Peyton Lewis ‘23, Editor-in-Chief
Twitter, Instagram, Snapchat, and TikTok—social media is a staple in our modern society. Millions of users log on daily to share various aspects of their lives for the world to see. In some regards, social media can be extremely beneficial, allowing for people to connect with one another. However, with its ever increasing popularity, social media has become such a normal part of everyday life that many have seemingly forgotten what is “appropriate” to be shared for the ‘world’ to see. Society has become so accustomed to social media as a part of everyday life that we have forgotten the consequences that can occur when we post something for mass amounts of people to see. The internet is forever, but it feels that many have forgotten this simple truth.
One such example is a TikTok posted by four Labor and Delivery nurses early in December. The four employees of Emory Hospital in Atlanta, Georgia, took to TikTok posting a video of their patient “icks.” An “ick” is a term commonly used in dating, when someone has a particular trait or habit that instantly makes a person lose romantic interest. However, these nurses were sharing their “icks” for patients—vulnerable women who they are supposed to be caring for, as this is their job. One nurse stated, “My ick is when you ask me how much the baby weighs, and it’s still in your hands.” Another nurse, in a mocking voice, imitated a patient saying “Excuse me, excuse me can I have some water? Excuse me, can I have a blanket?”
The since-deleted TikTok went viral with many sharing their disgust and outrage at the nurses. Emory Hospital has since released a statement explaining that the comments made in the video do not reflect the hospital’s values. The statement also said that the hospital has “investigated the situation and taken appropriate action with the former employees responsible in the video.” The use of “former employees” has led many to believe that the nurses responsible for the video were fired from the hospital.
This TikTok is a perfect representation of an instance where people went too far in their search for social media popularity. These nurses were tasked with caring for pregnant women who are at their most vulnerable, and instead they chose to mock them on a public platform for likes and views.
Social media has become a dangerously normalized part of our society, especially when it is being used for shallow purposes. Because of this, many have forgotten the consequences that can come from posting everything online to be seen by the public. These nurses were careless in their social media usage, and rightfully so it resulted in the loss of their jobs and heavy criticism online.

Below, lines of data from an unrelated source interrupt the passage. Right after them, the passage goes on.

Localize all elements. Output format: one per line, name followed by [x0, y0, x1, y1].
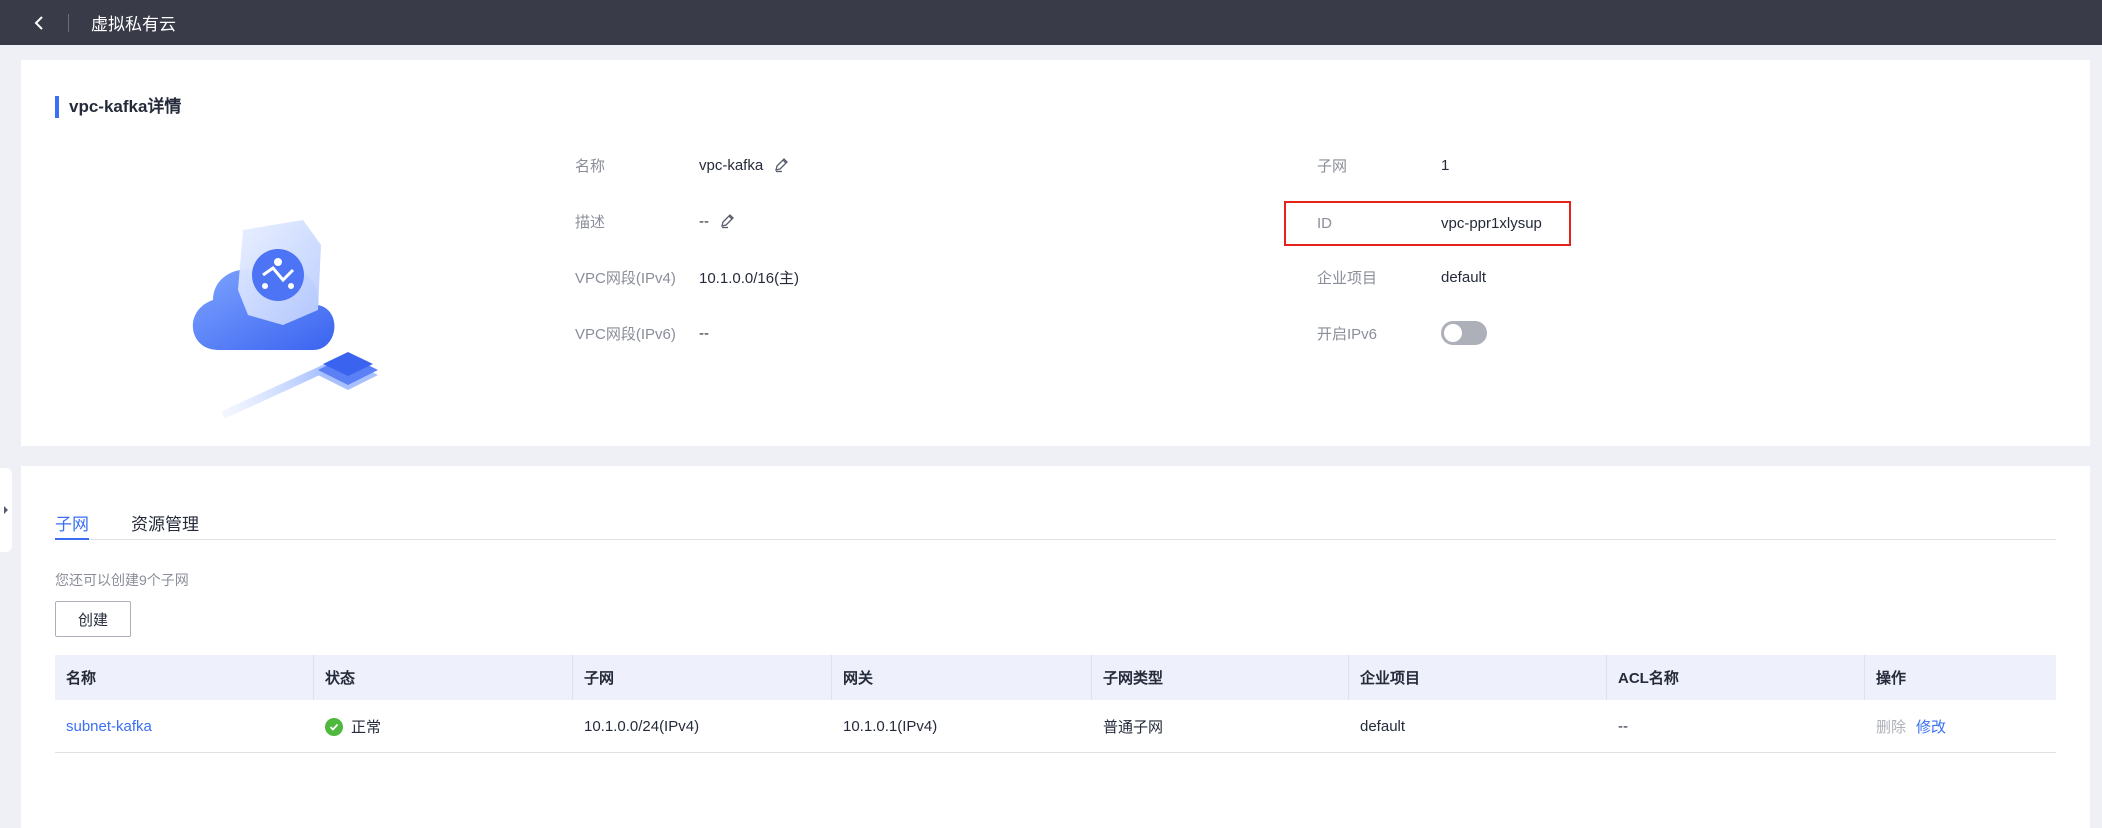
- table-cell: 删除 修改: [1865, 700, 2056, 753]
- field-value: vpc-kafka: [699, 157, 789, 174]
- column-header: 名称: [55, 655, 314, 700]
- field-label: 子网: [1317, 157, 1348, 175]
- tab-resource-management[interactable]: 资源管理: [131, 510, 199, 540]
- top-bar: 虚拟私有云: [0, 0, 2102, 45]
- tab-bar: 子网 资源管理: [55, 510, 2056, 540]
- subnet-card: 子网 资源管理 您还可以创建9个子网 创建 名称 状态 子网 网关 子网类型 企…: [21, 466, 2090, 828]
- field-label: 名称: [575, 157, 606, 175]
- detail-title: vpc-kafka详情: [55, 96, 181, 118]
- vpc-name-value: vpc-kafka: [699, 156, 764, 174]
- subnet-name-link[interactable]: subnet-kafka: [66, 718, 152, 735]
- field-value: [1441, 321, 1487, 345]
- table-cell: --: [1618, 718, 1628, 735]
- field-subnet-count: 子网 1: [1317, 153, 1449, 177]
- edit-description-button[interactable]: [719, 213, 735, 229]
- column-header: 子网: [573, 655, 832, 700]
- field-value: --: [699, 213, 735, 230]
- column-header: ACL名称: [1607, 655, 1865, 700]
- vpc-cloud-illustration: [192, 220, 378, 419]
- check-circle-icon: [325, 717, 343, 736]
- description-value: --: [699, 212, 709, 230]
- field-enable-ipv6: 开启IPv6: [1317, 321, 1487, 345]
- column-header: 网关: [832, 655, 1092, 700]
- field-label: VPC网段(IPv6): [575, 325, 676, 343]
- pencil-icon: [775, 158, 789, 173]
- field-label: 企业项目: [1317, 269, 1378, 287]
- vpc-id-value: vpc-ppr1xlysup: [1441, 214, 1542, 232]
- column-header: 状态: [314, 655, 573, 700]
- field-label: 描述: [575, 213, 606, 231]
- ipv6-cidr-value: --: [699, 324, 709, 342]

Validation drives oversharing. The internet has created a culture where one more like, share, or follow can create an instant boost of serotonin. Psychology Today said social media can “feed into excessive reassurance-seeking behaviors and unhealthy attempts at getting validation from others. In other words, people often use the opinions of others to feel good about themselves.” Many find themselves chasing this high and are constantly looking for new, more dramatic things to help them gain internet popularity. This can lead to sharing information that should be better kept private. While the validation gained from going viral may feel good, the potential long term consequences will not.
Strong emotions can also be a driving factor for oversharing. An article by The Conversation said, “When emotional, it is easy for us to cross the boundary between work and social life, underestimating the consequences of social media posts that can quickly go viral.” It is easy to be clouded by one’s emotions when feeling things such as extreme anger, sadness, or even happiness. In a world where social media is an integral part of daily life, extreme emotions and access to hundreds of followers does not make for a good combination.
Social media can be an amazing tool, which can provide us with entertainment, news, communication and several other resources. However, there is a line that is very easily crossed, and one that many seem to forget exists;when that line is crossed, social media is no longer beneficial. It is important to be conscientious of what is posted. After all, the internet is forever, and the consequences of such carelessness are, too.